Barry Smith, executive director of the Nevada Press Association, said the authority should have released the records in response to the request.
“The Review-Journal tried to uncover this type of information because there were issues with LVCVA spending,” he said. “Transparency and accountability is the whole idea behind the records statute.”
While state law says it is a felony to conceal public records, Smith said he does not know of any cases that were prosecuted for that reason.
The new disclosures follow a Review-Journal investigation that questioned the agency’s spending and cozy relationship with board members.
An April 2017 Review-Journal story, based on more than 32,000 pages of receipts from convention authority executives over three fiscal years, showed lavish expenses on high-end entertainment, gifts for employees and first-class trips overseas for board members.
The Review-Journal also found that convention security officers were providing rides to Ralenkotter and former Las Vegas Mayor Oscar Goodman, who was paid $72,000 a year to serve as the agency’s tourism ambassador. The ongoing investigation showed lax controls over iPads, speakers and other gifts at the authority’s warehouse.
The agency has an operating budget of about $251 million, funded mostly by hotel room taxes, and uses it to promote tourism and operate the Las Vegas Convention Center.
Authority executives, directors and contractors responded to the newspaper’s investigation last year by planning aggressive damage control rather than addressing the spending concerns, emails show.

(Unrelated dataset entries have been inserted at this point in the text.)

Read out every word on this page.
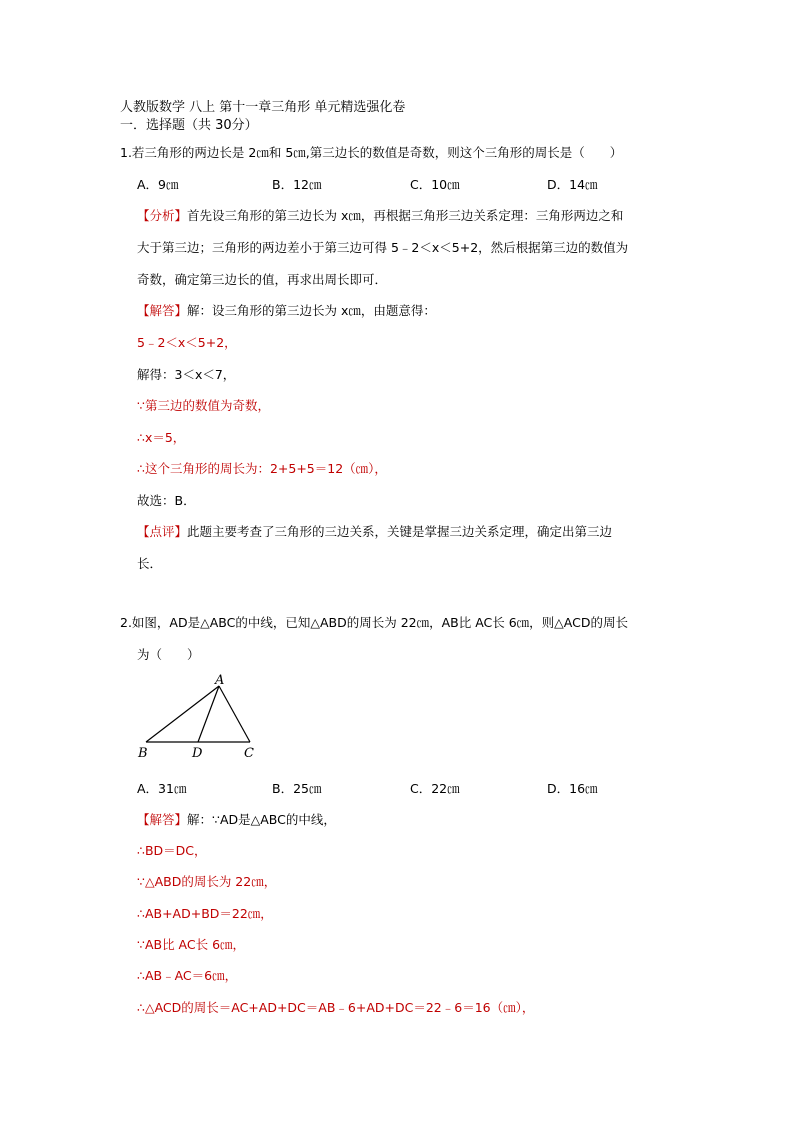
人教版数学 八上 第十一章三角形 单元精选强化卷
一．选择题（共 30分）
1.若三角形的两边长是 2㎝和 5㎝,第三边长的数值是奇数，则这个三角形的周长是（　　）
A．9㎝	B．12㎝	C．10㎝	D．14㎝
【分析】首先设三角形的第三边长为 x㎝，再根据三角形三边关系定理：三角形两边之和
大于第三边；三角形的两边差小于第三边可得 5﹣2＜x＜5+2，然后根据第三边的数值为
奇数，确定第三边长的值，再求出周长即可．
【解答】解：设三角形的第三边长为 x㎝，由题意得：
5﹣2＜x＜5+2，
解得：3＜x＜7，
∵第三边的数值为奇数，
∴x＝5，
∴这个三角形的周长为：2+5+5＝12（㎝），
故选：B．
【点评】此题主要考查了三角形的三边关系，关键是掌握三边关系定理，确定出第三边
长．
2.如图，AD是△ABC的中线，已知△ABD的周长为 22㎝，AB比 AC长 6㎝，则△ACD的周长
为（　　）
A
B	D	C
A．31㎝	B．25㎝	C．22㎝	D．16㎝
【解答】解：∵AD是△ABC的中线，
∴BD＝DC，
∵△ABD的周长为 22㎝，
∴AB+AD+BD＝22㎝，
∵AB比 AC长 6㎝，
∴AB﹣AC＝6㎝，
∴△ACD的周长＝AC+AD+DC＝AB﹣6+AD+DC＝22﹣6＝16（㎝），
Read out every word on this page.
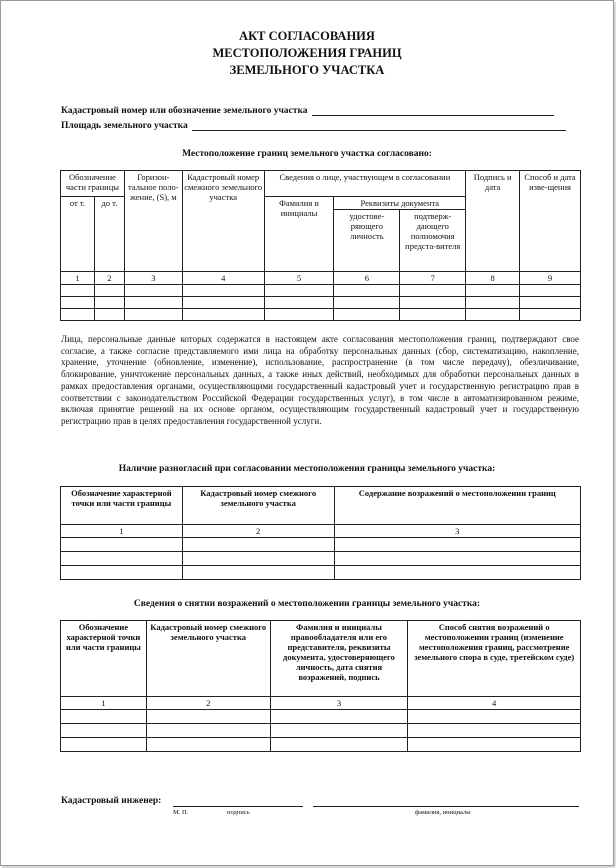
АКТ СОГЛАСОВАНИЯ
МЕСТОПОЛОЖЕНИЯ ГРАНИЦ
ЗЕМЕЛЬНОГО УЧАСТКА
Кадастровый номер или обозначение земельного участка
Площадь земельного участка
Местоположение границ земельного участка согласовано:
Обозначение части границы		Горизон-тальное поло-жение, (S), м	Кадастровый номер смежного земельного участка	Сведения о лице, участвующем в согласовании			Подпись и дата	Способ и дата изве-щения
от т.	до т.			Фамилия и инициалы	Реквизиты документа			
					удостове-ряющего личность	подтверж-дающего полномочия предста-вителя		
1	2	3	4	5	6	7	8	9

Лица, персональные данные которых содержатся в настоящем акте согласования местоположения границ, подтверждают свое согласие, а также согласие представляемого ими лица на обработку персональных данных (сбор, систематизацию, накопление, хранение, уточнение (обновление, изменение), использование, распространение (в том числе передачу), обезличивание, блокирование, уничтожение персональных данных, а также иных действий, необходимых для обработки персональных данных в рамках предоставления органами, осуществляющими государственный кадастровый учет и государственную регистрацию прав в соответствии с законодательством Российской Федерации государственных услуг), в том числе в автоматизированном режиме, включая принятие решений на их основе органом, осуществляющим государственный кадастровый учет и государственную регистрацию прав в целях предоставления государственной услуги.
Наличие разногласий при согласовании местоположения границы земельного участка:
Обозначение характерной точки или части границы	Кадастровый номер смежного земельного участка	Содержание возражений о местоположении границ
1	2	3

Сведения о снятии возражений о местоположении границы земельного участка:
Обозначение характерной точки или части границы	Кадастровый номер смежного земельного участка	Фамилия и инициалы правообладателя или его представителя, реквизиты документа, удостоверяющего личность, дата снятия возражений, подпись	Способ снятия возражений о местоположении границ (изменение местоположения границ, рассмотрение земельного спора в суде, третейском суде)
1	2	3	4

Кадастровый инженер:
М. П.	подпись	фамилия, инициалы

A consultant hired by the agency also recommended delving into the campaign donations of a key critic, Clark County Commission Chairman Steve Sisolak, now a Democratic candidate for governor. Authority President and CEO Rossi Ralenkotter later rejected that advice.
But board members eventually changed the travel policy for themselves.
The Review-Journal is owned by the family of Las Vegas Sands Corp. Chairman and CEO Sheldon Adelson. Las Vegas Sands Corp. operates the Sands Expo and Convention Center, which competes with the LVCVA-operated Las Vegas Convention Center.